Sean McMullen. Walk to the Full Moon.

In mainland Spain a young girl is found in the countryside – evidently feral and most definitely cranially deformed. But what is the true story behind her, and how did she come to be found in largely rural countryside?

A young linguist is brought in to communicate with the frightened girl. He manages to gather her trust over several nights, and establishes a rapport and begins to communicate with her. And then the simplest, if least plausible, answer is found – she is a hominid.

With shades of King Kong, the young girl is about to be publicly put on show, but the young scientists flees with her. The linguist, and the reader, is shocked when the girl, under threat, simply disappears.

It transpires that she is part of a hominid tribe with the ability to walk forward in time – and the linguist has a choice to make.

The twist at the end of the story is somewhat sudden, and rather misses the chance to explore the budding relationship in more detail.

Ray Aldridge. Soul Pipes.

A SF/horror story – with a somewhat filmic feel to it. A scientific mission on Graylin IV is trying to find out what happened to colonists, whose presence has been virtually wiped clean from the planet.

The creeping horrors appear – nocturnal nightmares summoned, it would seem, from the dark recesses of the scientists. One by one the crew succumb to the madness, and are killed in a variety of cruel ways. Only one scientist, his own imagination scrubbed prior to the mission, is evidently immune.

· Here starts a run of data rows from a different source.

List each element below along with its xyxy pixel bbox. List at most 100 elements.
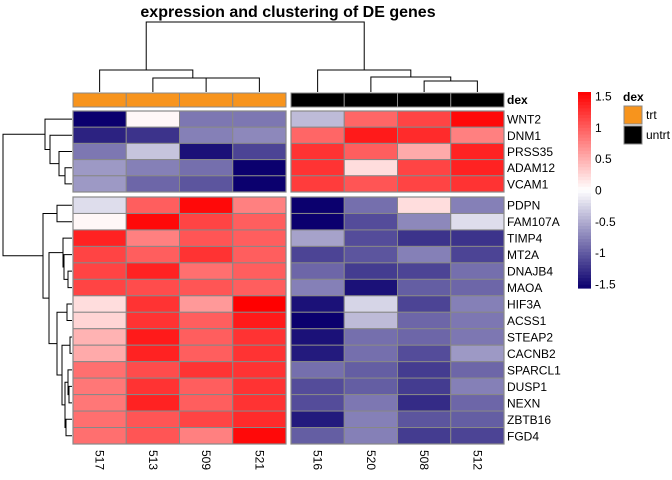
heatmap-cell <box>179 344 234 363</box>
heatmap-cell <box>125 328 180 346</box>
heatmap-cell <box>343 295 398 313</box>
heatmap-cell <box>179 175 234 193</box>
color-legend-step <box>578 183 591 188</box>
color-legend-step <box>578 209 591 214</box>
heatmap-cell <box>343 262 398 280</box>
color-legend-step <box>578 222 591 227</box>
heatmap-cell <box>450 245 505 264</box>
heatmap-cell <box>72 159 127 177</box>
color-legend-step <box>578 248 591 253</box>
heatmap-cell <box>290 212 345 231</box>
heatmap-cell <box>450 427 505 445</box>
heatmap-cell <box>450 142 505 161</box>
heatmap-cell <box>290 361 345 379</box>
heatmap-cell <box>232 110 287 128</box>
heatmap-cell <box>290 311 345 330</box>
heatmap-cell <box>290 175 345 193</box>
heatmap-cell <box>72 410 127 429</box>
heatmap-cell <box>397 212 452 231</box>
heatmap-cell <box>343 175 398 193</box>
heatmap-cell <box>290 344 345 363</box>
heatmap-cell <box>397 344 452 363</box>
column-label: 508 <box>417 450 431 470</box>
heatmap-cell <box>72 212 127 231</box>
heatmap-cell <box>343 344 398 363</box>
color-legend-step <box>578 167 591 171</box>
heatmap-cell <box>179 377 234 396</box>
heatmap-cell <box>450 212 505 231</box>
dendrogram-branch <box>56 204 72 223</box>
heatmap-cell <box>450 126 505 144</box>
row-label: PRSS35 <box>507 145 553 159</box>
row-label: NEXN <box>507 396 540 410</box>
heatmap-cell <box>397 427 452 445</box>
heatmap-cell <box>232 410 287 429</box>
heatmap-cell <box>179 295 234 313</box>
color-legend-tick: 0.5 <box>595 152 612 166</box>
color-legend-step <box>578 137 591 142</box>
color-legend-step <box>578 105 591 109</box>
heatmap-cell <box>72 142 127 161</box>
heatmap-cell <box>179 196 234 214</box>
column-label: 512 <box>470 450 484 470</box>
heatmap-cell <box>232 311 287 330</box>
heatmap-cell <box>179 159 234 177</box>
row-label: PDPN <box>507 199 540 213</box>
heatmap-cell <box>232 427 287 445</box>
heatmap-cell <box>125 344 180 363</box>
heatmap-cell <box>290 110 345 128</box>
color-legend-step <box>578 114 591 119</box>
heatmap-cell <box>125 311 180 330</box>
dex-annotation-bar <box>72 92 505 108</box>
heatmap-cell <box>232 126 287 144</box>
heatmap-cell <box>125 295 180 313</box>
color-legend-step <box>578 281 591 286</box>
row-label: ACSS1 <box>507 314 547 328</box>
heatmap-cell <box>179 410 234 429</box>
color-legend-step <box>578 258 591 263</box>
heatmap-cell <box>125 278 180 297</box>
heatmap-cell <box>290 278 345 297</box>
color-legend-step <box>578 196 591 201</box>
heatmap-cell <box>450 377 505 396</box>
heatmap-cell <box>125 159 180 177</box>
dex-legend-title: dex <box>623 90 644 104</box>
dendrogram-branch <box>152 77 233 92</box>
dendrogram-branch <box>370 76 452 92</box>
color-legend-step <box>578 108 591 113</box>
heatmap-cell <box>72 278 127 297</box>
heatmap-cell <box>179 278 234 297</box>
annotation-cell <box>232 92 287 108</box>
heatmap-cell <box>179 126 234 144</box>
heatmap-cell <box>397 361 452 379</box>
color-legend-step <box>578 134 591 139</box>
heatmap-cell <box>397 410 452 429</box>
color-legend-step <box>578 252 591 256</box>
heatmap-cell <box>450 311 505 330</box>
color-legend-step <box>578 255 591 260</box>
annotation-cell <box>343 92 398 108</box>
color-legend-step <box>578 232 591 237</box>
annotation-cell <box>290 92 345 108</box>
heatmap-cell <box>232 394 287 412</box>
dendrogram-branch <box>67 270 72 289</box>
heatmap-cell <box>232 328 287 346</box>
color-legend-tick: -0.5 <box>595 215 616 229</box>
heatmap-cell <box>290 142 345 161</box>
heatmap-cell <box>397 159 452 177</box>
heatmap-cell <box>179 427 234 445</box>
row-label: MT2A <box>507 248 539 262</box>
heatmap-cell <box>179 311 234 330</box>
color-legend-step <box>578 121 591 126</box>
heatmap-cell <box>179 361 234 379</box>
color-scale-legend: 1.5 1 0.5 0 -0.5 -1 -1.5 <box>578 90 616 292</box>
heatmap-cell <box>125 212 180 231</box>
color-legend-step <box>578 212 591 217</box>
row-label: ZBTB16 <box>507 413 551 427</box>
heatmap-cell <box>232 245 287 264</box>
color-legend-tick: 1 <box>595 121 602 135</box>
annotation-cell <box>179 92 234 108</box>
heatmap-cell <box>397 311 452 330</box>
dendrogram-root <box>145 21 365 70</box>
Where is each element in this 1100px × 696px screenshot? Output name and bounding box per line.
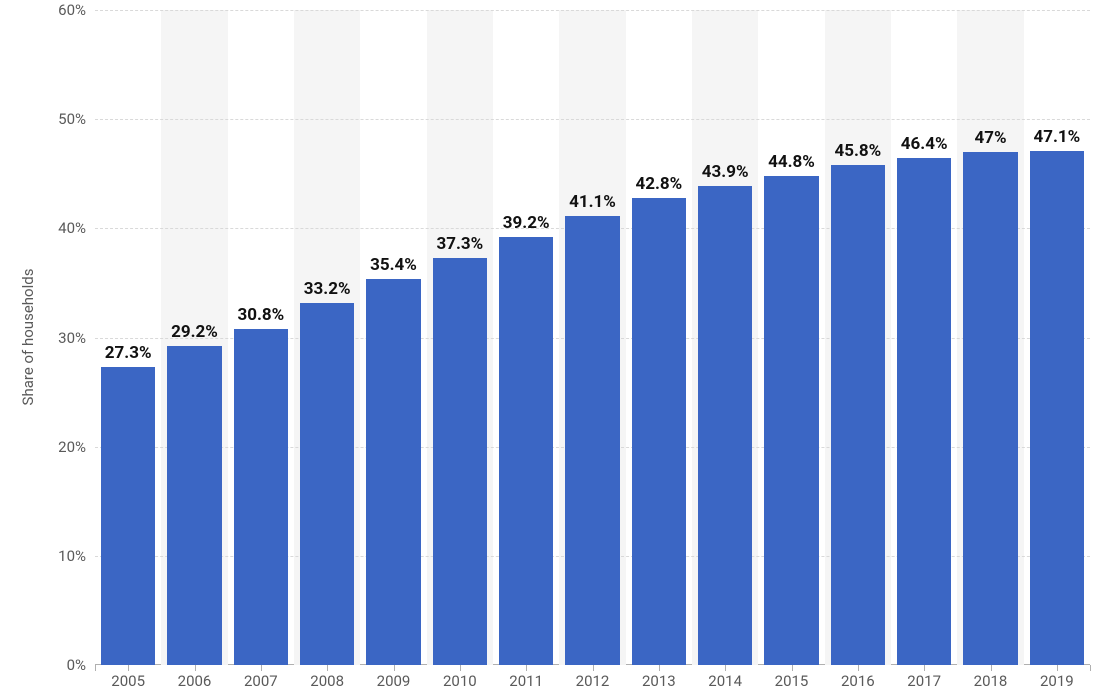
x-tick-label: 2008 bbox=[310, 672, 344, 690]
x-tick-label: 2013 bbox=[642, 672, 676, 690]
bar bbox=[698, 186, 752, 665]
bar-value-label: 47.1% bbox=[1033, 127, 1080, 147]
bar bbox=[499, 237, 553, 665]
bar-value-label: 30.8% bbox=[237, 305, 284, 325]
bar bbox=[831, 165, 885, 665]
bar bbox=[300, 303, 354, 665]
x-tick bbox=[858, 665, 859, 671]
x-tick-label: 2019 bbox=[1040, 672, 1074, 690]
bar bbox=[1030, 151, 1084, 665]
bar-value-label: 42.8% bbox=[635, 174, 682, 194]
bar bbox=[632, 198, 686, 665]
bar bbox=[366, 279, 420, 665]
x-tick-label: 2014 bbox=[708, 672, 742, 690]
x-tick bbox=[460, 665, 461, 671]
x-tick bbox=[593, 665, 594, 671]
x-tick bbox=[725, 665, 726, 671]
x-tick-label: 2010 bbox=[443, 672, 477, 690]
bar bbox=[565, 216, 619, 665]
bar-value-label: 41.1% bbox=[569, 192, 616, 212]
x-tick bbox=[792, 665, 793, 671]
bar-value-label: 43.9% bbox=[702, 162, 749, 182]
x-tick bbox=[1057, 665, 1058, 671]
x-tick bbox=[991, 665, 992, 671]
x-tick-label: 2012 bbox=[576, 672, 610, 690]
x-tick bbox=[261, 665, 262, 671]
x-tick-label: 2007 bbox=[244, 672, 278, 690]
bar bbox=[764, 176, 818, 665]
x-tick bbox=[95, 665, 96, 671]
y-tick-label: 10% bbox=[58, 547, 86, 565]
bar-value-label: 46.4% bbox=[901, 134, 948, 154]
y-tick-label: 40% bbox=[58, 219, 86, 237]
bar-value-label: 45.8% bbox=[834, 141, 881, 161]
x-tick bbox=[924, 665, 925, 671]
bar-value-label: 35.4% bbox=[370, 255, 417, 275]
x-tick bbox=[128, 665, 129, 671]
bar-value-label: 47% bbox=[974, 128, 1006, 148]
x-tick bbox=[394, 665, 395, 671]
gridline bbox=[95, 119, 1090, 120]
y-tick-label: 60% bbox=[58, 1, 86, 19]
bar bbox=[963, 152, 1017, 665]
bar-value-label: 37.3% bbox=[436, 234, 483, 254]
bar bbox=[234, 329, 288, 665]
x-tick-label: 2016 bbox=[841, 672, 875, 690]
bar bbox=[101, 367, 155, 665]
x-tick bbox=[526, 665, 527, 671]
x-tick bbox=[659, 665, 660, 671]
bar-value-label: 27.3% bbox=[105, 343, 152, 363]
bar-value-label: 39.2% bbox=[503, 213, 550, 233]
x-tick bbox=[327, 665, 328, 671]
y-tick-label: 20% bbox=[58, 438, 86, 456]
x-tick-label: 2006 bbox=[178, 672, 212, 690]
x-tick-label: 2018 bbox=[974, 672, 1008, 690]
x-tick-label: 2017 bbox=[907, 672, 941, 690]
bar-value-label: 44.8% bbox=[768, 152, 815, 172]
y-tick-label: 50% bbox=[58, 110, 86, 128]
x-tick bbox=[195, 665, 196, 671]
bar bbox=[897, 158, 951, 665]
gridline bbox=[95, 10, 1090, 11]
bar-value-label: 33.2% bbox=[304, 279, 351, 299]
x-tick bbox=[1090, 665, 1091, 671]
y-axis-title: Share of households bbox=[19, 269, 37, 406]
plot-area: 27.3% 29.2% 30.8% 33.2% 35.4% 37.3% 39.2% 41.1%… bbox=[95, 10, 1090, 665]
x-tick-label: 2015 bbox=[775, 672, 809, 690]
x-tick-label: 2009 bbox=[377, 672, 411, 690]
x-tick-label: 2011 bbox=[509, 672, 543, 690]
bar bbox=[433, 258, 487, 665]
x-tick-label: 2005 bbox=[111, 672, 145, 690]
bar-chart: Share of households 27.3% 29.2% 30.8% 33.2%… bbox=[0, 0, 1100, 696]
bar bbox=[167, 346, 221, 665]
y-tick-label: 30% bbox=[58, 329, 86, 347]
y-tick-label: 0% bbox=[67, 656, 86, 674]
bar-value-label: 29.2% bbox=[171, 322, 218, 342]
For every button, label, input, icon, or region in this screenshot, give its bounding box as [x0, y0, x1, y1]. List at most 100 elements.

The colonists were Jamaican refugees – and it is the ganja that has gone several steps beyond the paranoia that smoking pot often causes (or so I am reliably informed) which is the root of their nightmarish downfall.

Macabre in places, and the story is actually of a lower level than the high standard of story-telling and the backstory.

Gene Wolfe. Under Hill.

Wolfe’s stories generally give pause for thought, although in this case my thought was: ‘Was this really written by Gene Wolfe?’

A knight from ye court of King Arthur is travelling far, in search of a fabled glass hill. He duly finds it, and also the damsel most fair entrapped in the castle atop said hill.

By cunning, and use of labourers, the Princess is rescued and ergo the knight eligible for her fair hand.

It then transpires that ye evil wizarde who placed the Princess in her predicament is in fact from the far future, and his Cunning Plan is to rewrite the course of (his) history by leaving A Fearsome Weapon in (his) past.

The knight takes the weapon, but disposes of it in a river at the first opportunity.

And that’s pretty much it folks – which isn’t something you would generally find yourself saying about a Gene Wolfe story.

Jerry Oltion. The Unfamiliar.

A young man inherits an elderly relative’s house, but finds that it comes with what at first appears to be a lap-dog. It transpires that it is in fact the ‘familiar’ of his departed relative, who was a (fairly domesticated and suburban) witch.

Ron Goulart. The Woman in the Mist.

A further story about one Harry Challenge, a Victorian ghost-buster. Some of Goulart’s humourous stories I like, some I don’t. This felt a little forced to me, and came into the latter category.

Conclusion.

A so-so issue. Nothing outstanding, and a bit of a step down from last month’s issue.